The hour bell (bourdon) was made by Casparus and Johannes Moer in 1525, with a diameter or 130 cm. tone Cis1. ±1950 kg. The bell was given by the abbot of the monastery in Egmond near Alkmaar. The text on the bell:

 Ick heet Saligmaeker. Als ick geluydt word bedrijf ick rou over de dooden. Door mijn clanck verdrijf ick de listen en plagen des Satans. Heer Meiard Man Abt tot Egmond heeft mij gegeven. Casparus en Johannes Moer fecerunt 1525.

Translation in English: (My name is Saviour. When I am rung I mourn over the departed. Through my sound I drive the wiles and pests of Satan away.
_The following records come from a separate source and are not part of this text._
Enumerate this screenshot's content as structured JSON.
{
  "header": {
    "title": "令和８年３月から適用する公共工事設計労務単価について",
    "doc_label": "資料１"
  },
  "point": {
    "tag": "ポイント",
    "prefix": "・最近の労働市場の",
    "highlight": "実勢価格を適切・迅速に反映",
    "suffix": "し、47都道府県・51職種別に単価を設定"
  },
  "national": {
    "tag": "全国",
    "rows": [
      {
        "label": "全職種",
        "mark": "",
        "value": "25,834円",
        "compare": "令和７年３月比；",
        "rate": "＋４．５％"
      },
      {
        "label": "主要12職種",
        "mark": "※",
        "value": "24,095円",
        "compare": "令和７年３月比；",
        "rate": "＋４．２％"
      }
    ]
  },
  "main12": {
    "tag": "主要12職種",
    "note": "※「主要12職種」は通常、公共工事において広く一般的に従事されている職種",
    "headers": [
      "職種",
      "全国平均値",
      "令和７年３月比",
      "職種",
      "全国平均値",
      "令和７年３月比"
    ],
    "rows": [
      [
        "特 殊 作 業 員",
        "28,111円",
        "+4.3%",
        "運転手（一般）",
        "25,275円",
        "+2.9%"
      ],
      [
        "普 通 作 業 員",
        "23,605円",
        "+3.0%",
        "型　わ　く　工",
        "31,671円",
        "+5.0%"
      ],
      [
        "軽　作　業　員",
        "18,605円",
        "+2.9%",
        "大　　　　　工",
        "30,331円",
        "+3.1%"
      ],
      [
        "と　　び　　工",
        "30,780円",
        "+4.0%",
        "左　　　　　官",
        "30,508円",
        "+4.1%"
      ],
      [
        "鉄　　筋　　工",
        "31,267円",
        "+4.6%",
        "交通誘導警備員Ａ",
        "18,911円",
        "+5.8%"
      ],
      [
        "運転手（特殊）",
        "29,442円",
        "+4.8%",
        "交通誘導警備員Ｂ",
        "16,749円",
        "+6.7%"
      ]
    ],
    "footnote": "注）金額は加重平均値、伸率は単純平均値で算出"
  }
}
I was given by Sir Meiard man abbot till Egmond. Casparus and Johannes Moer fecerunt (made me) 1525.)

The carillon under the bourdon has 35 bells. The largest 16 by Melchior de Haze (1688/89) were made for this turret. 12 smaller bells from de Waag (the weigh house) also cast by M. de Haze, and 7 modern bells by Eijsbouts. In 2014 the turret is undergoing restoration; the bell part is by Clock o Matic from Holsbeek Belgium.

==Current function==
The church is formally owned by the "Stichting Behoud Monumentale Kerken Alkmaar" (foundation for the preservation of heritage churches in Alkmaar), which conducts restoration activities and rents it out for weddings and concerts, but also facilitates various cultural initiatives of the city.

The main part of the church is open to visitors at no charge. There is an admission charge to go into the upper levels and outer viewing areas.

A bar has been added into the southern transept.